District voters “want safe communities,” Shaffer said. “They want good jobs. They want low taxes. They want quality schools. They want good roads and bridges. And actually, these are things that Republicans and Democrats can work together to deliver on.”
Shaffer said the 7-point loss of his own 2022 Congressional bid stemmed from unpopular Republicans at the top of the ticket, like staunchly conservative gubernatorial nominee Doug Mastriano. While Shaffer said he benefited from some split-ticket voting, “That wasn't enough because Doug Mastriano lost the 17th Congressional District by 26 percentage points.”
Mercuri has joined with deeply conservative causes in the past. When he ran for the state House in a solidly conservative 28th district, he highlighted his religious background, conservative values and “pro-life” stance on abortion. A Deluzio ad faults his support for a state House bill which would bar abortions after a fetal heartbeat is detected, and which could result in jailing doctors who perform abortions.
Mercuri pushed back against that claim in one of only two TV ads he’s paid for: “I oppose criminalizing abortion because demonizing women over health care choices isn’t right,” he said. He’s said he would not support national legislation to restrict abortion, instead allowing states to fight it out for themselves.
Deluzio and congressional Democrats originally booked more than three times as much ad time as Republicans did. But national Democrats canceled their spending in recent weeks — a move seen as a sign of confidence in Deluzio’s chances — and Mercuri has received some last-minute support from a conservative Super PAC. So Deluzio’s advantage on the airways will be relatively small, and overall ad-spending in the race is down by more than 75% from 2022, according to data compiled by AdImpact.
(Update: The Republican-aligned Super PAC The Eighteen Fifth Four Fund canceled all the air time it had booked in the race, leaving Deluzio with a roughly two-to-one spending advantage on ads, according to AdImpact.)
Conor Lamb said fundraising is another area where Mercuri is vexed by having Trump at the top of the ticket.
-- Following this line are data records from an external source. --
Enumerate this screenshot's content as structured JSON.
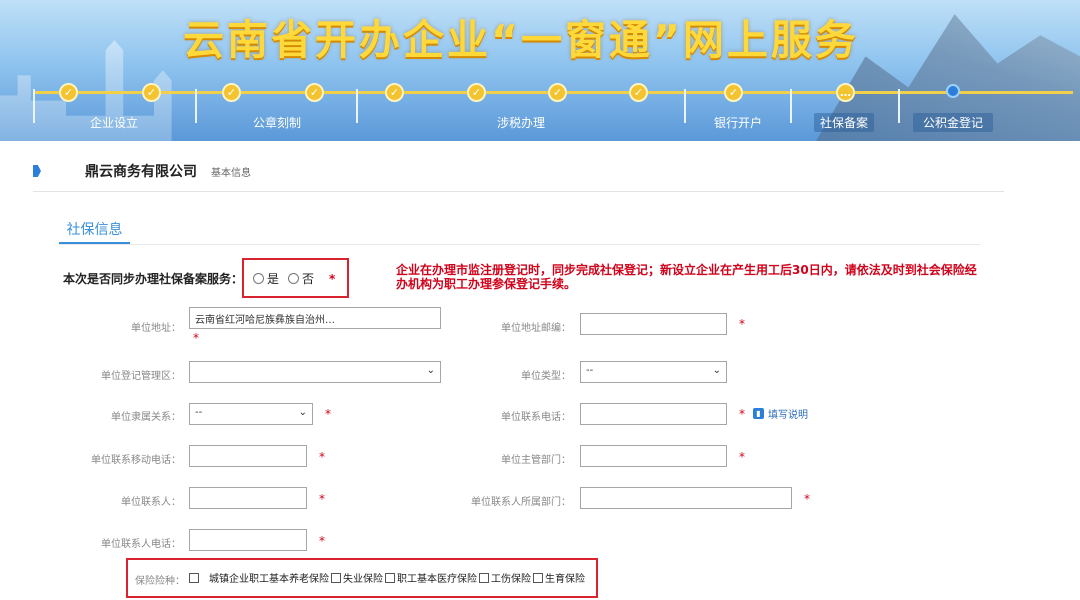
{
  "banner": {
    "title": "云南省开办企业“一窗通”网上服务",
    "steps": [
      "企业设立",
      "公章刻制",
      "涉税办理",
      "银行开户",
      "社保备案",
      "公积金登记"
    ],
    "colors": {
      "gold": "#f4c430",
      "current": "#2b7fd9"
    }
  },
  "company": {
    "name": "鼎云商务有限公司",
    "subtitle": "基本信息"
  },
  "tab": {
    "label": "社保信息"
  },
  "question": {
    "label": "本次是否同步办理社保备案服务：",
    "opt_yes": "是",
    "opt_no": "否",
    "required": "*"
  },
  "notice": "企业在办理市监注册登记时，同步完成社保登记；新设立企业在产生用工后30日内，请依法及时到社会保险经办机构为职工办理参保登记手续。",
  "form": {
    "address": {
      "label": "单位地址：",
      "value": "云南省红河哈尼族彝族自治州…"
    },
    "postcode": {
      "label": "单位地址邮编：",
      "value": ""
    },
    "reg_area": {
      "label": "单位登记管理区：",
      "value": ""
    },
    "unit_type": {
      "label": "单位类型：",
      "value": "--"
    },
    "affiliation": {
      "label": "单位隶属关系：",
      "value": "--"
    },
    "phone": {
      "label": "单位联系电话：",
      "value": ""
    },
    "help_text": "填写说明",
    "mobile": {
      "label": "单位联系移动电话：",
      "value": ""
    },
    "department": {
      "label": "单位主管部门：",
      "value": ""
    },
    "contact": {
      "label": "单位联系人：",
      "value": ""
    },
    "contact_dept": {
      "label": "单位联系人所属部门：",
      "value": ""
    },
    "contact_phone": {
      "label": "单位联系人电话：",
      "value": ""
    },
    "required_mark": "*"
  },
  "insurance": {
    "label": "保险险种：",
    "items": [
      "城镇企业职工基本养老保险",
      "失业保险",
      "职工基本医疗保险",
      "工伤保险",
      "生育保险"
    ]
  }
}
For donors, he said, “You don't even know if your guys win, if they would have any influence in a Trump world. Trump's allegiances are so erratic and nontraditional.”
And in fact, Trump’s only prominent appearance in Mercuri’s campaign has been a “plague on both your houses” TV ad featuring footage of a 2016 debate between Trump and Hillary Clinton. “I remember kind of shooing my kids out of the room” when the debate aired, he told WESA before the ad ran. “And I thought to myself: This is not healthy for our country.”
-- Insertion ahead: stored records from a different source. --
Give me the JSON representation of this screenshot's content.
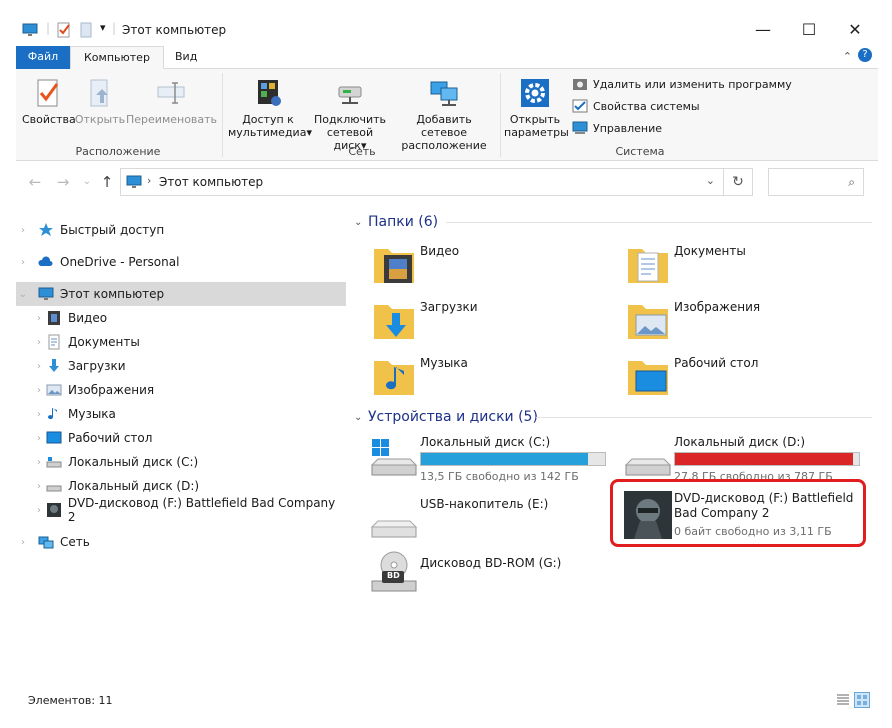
{
  "window": {
    "title": "Этот компьютер",
    "buttons": {
      "minimize": "—",
      "maximize": "☐",
      "close": "✕"
    }
  },
  "ribbon": {
    "tabs": [
      "Файл",
      "Компьютер",
      "Вид"
    ],
    "location_group": {
      "label": "Расположение",
      "properties": "Свойства",
      "open": "Открыть",
      "rename": "Переименовать"
    },
    "network_group": {
      "label": "Сеть",
      "media_access": [
        "Доступ к",
        "мультимедиа"
      ],
      "map_drive": [
        "Подключить",
        "сетевой диск"
      ],
      "add_location": [
        "Добавить сетевое",
        "расположение"
      ]
    },
    "system_group": {
      "label": "Система",
      "open_settings": [
        "Открыть",
        "параметры"
      ],
      "uninstall": "Удалить или изменить программу",
      "system_properties": "Свойства системы",
      "manage": "Управление"
    }
  },
  "address": {
    "path": "Этот компьютер"
  },
  "nav_pane": {
    "quick_access": "Быстрый доступ",
    "onedrive": "OneDrive - Personal",
    "this_pc": "Этот компьютер",
    "children": [
      "Видео",
      "Документы",
      "Загрузки",
      "Изображения",
      "Музыка",
      "Рабочий стол",
      "Локальный диск (C:)",
      "Локальный диск (D:)",
      "DVD-дисковод (F:) Battlefield Bad Company 2"
    ],
    "network": "Сеть"
  },
  "content": {
    "folders_header": "Папки (6)",
    "folders": [
      "Видео",
      "Документы",
      "Загрузки",
      "Изображения",
      "Музыка",
      "Рабочий стол"
    ],
    "devices_header": "Устройства и диски (5)",
    "drives": [
      {
        "name": "Локальный диск (C:)",
        "free": "13,5 ГБ свободно из 142 ГБ",
        "used_fraction": 0.905,
        "bar_color": "#26a0da"
      },
      {
        "name": "Локальный диск (D:)",
        "free": "27,8 ГБ свободно из 787 ГБ",
        "used_fraction": 0.965,
        "bar_color": "#da2626"
      },
      {
        "name": "USB-накопитель (E:)"
      },
      {
        "name": "DVD-дисковод (F:) Battlefield Bad Company 2",
        "free": "0 байт свободно из 3,11 ГБ"
      },
      {
        "name": "Дисковод BD-ROM (G:)",
        "badge": "BD"
      }
    ]
  },
  "status": {
    "items": "Элементов: 11"
  }
}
When Mercuri posted the ad to his campaign Facebook page, one of his followers asked, “I took this as a dig on Trump … was this your intention?” There was no reply.
Mercuri said he disagrees with Trump’s “tone and tenor,” and pledges to practice more civil politics. “Finding common ground means identifying the things that we all care about and then talking about those things, right?”
Mercuri isn’t offering much to voters who worry about the actions Trump might take in office. When asked whether he would have voted to impeach Trump for his actions on January 6, he said it was an “unfair” and “divisive” question.
“I think a lot of people are saying, ‘Let's not look back. Let's move forward together on policy solutions,’” Mercuri said. “I'm not going to rewind the tape and kind of play out different hypotheticals.
“When things need to be said, I will say them,” he added. “But being the example that I want to be in the public space is a case-by-case basis.”
Lamb, who criticized his Republican colleagues during an impassioned speech on Jan. 6, said he, too, went to Washington hoping to change it by setting a personal example. Mercuri, he said, “could succeed with that attitude. But probably not until Trump is long gone.”